Binding energy E CB - this is the energy that is released during the formation of this bond and is spent on breaking it, kJ / mol.

covalent bond - A chemical bond formed by sharing a pair of electrons with two atoms.

The explanation of the chemical bond by the appearance of common electron pairs between atoms formed the basis of the spin theory of valence, the tool of which is valence bond method (MVS) , discovered by Lewis in 1916. For the quantum mechanical description of the chemical bond and the structure of molecules, another method is used - molecular orbital method (MMO) .

Valence bond method

The basic principles of the formation of a chemical bond according to MVS:

1. A chemical bond is formed due to valence (unpaired) electrons.

2. Electrons with antiparallel spins belonging to two different atoms become common.

3. A chemical bond is formed only if, when two or more atoms approach each other, the total energy of the system decreases.

4. The main forces acting in the molecule are of electrical, Coulomb origin.

5. The stronger the connection, the more the interacting electron clouds overlap.

There are two mechanisms for the formation of a covalent bond:

exchange mechanism. The bond is formed by sharing the valence electrons of two neutral atoms. Each atom gives one unpaired electron to a common electron pair:

Rice. 7. Exchange mechanism for the formation of a covalent bond: a- non-polar; b- polar

Donor-acceptor mechanism. One atom (donor) provides an electron pair, and another atom (acceptor) provides an empty orbital for this pair.

connections, educated according to the donor-acceptor mechanism, belong to complex compounds

Rice. 8. Donor-acceptor mechanism of covalent bond formation

A covalent bond has certain characteristics.

Saturability - the property of atoms to form a strictly defined number of covalent bonds. Due to the saturation of the bonds, the molecules have a certain composition.

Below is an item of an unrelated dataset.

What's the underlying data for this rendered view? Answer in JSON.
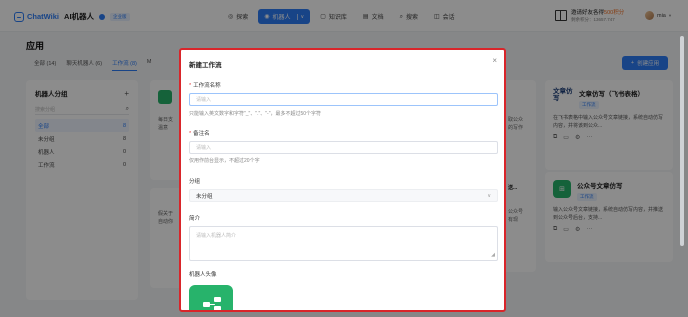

Orientation - t . e. the connection is formed in the direction of maximum overlap of electron clouds . With respect to the line connecting the centers of atoms forming a bond, there are: σ and π (Fig. 9): σ-bond - formed by overlapping AO along the line connecting the centers of interacting atoms; A π-bond is a bond that occurs in the direction of an axis perpendicular to the straight line connecting the nuclei of an atom. The orientation of the bond determines the spatial structure of the molecules, i.e., their geometric shape. hybridization - it is a change in the shape of some orbitals in the formation of a covalent bond in order to achieve a more efficient overlap of orbitals. The chemical bond formed with the participation of electrons of hybrid orbitals is stronger than the bond with the participation of electrons of non-hybrid s- and p-orbitals, since there is more overlap. There are the following types of hybridization (Fig. 10, Table 31): sp hybridization - one s-orbital and one p-orbital turn into two identical "hybrid" orbitals, the angle between the axes of which is 180°. Molecules in which sp hybridization occurs have a linear geometry (BeCl 2).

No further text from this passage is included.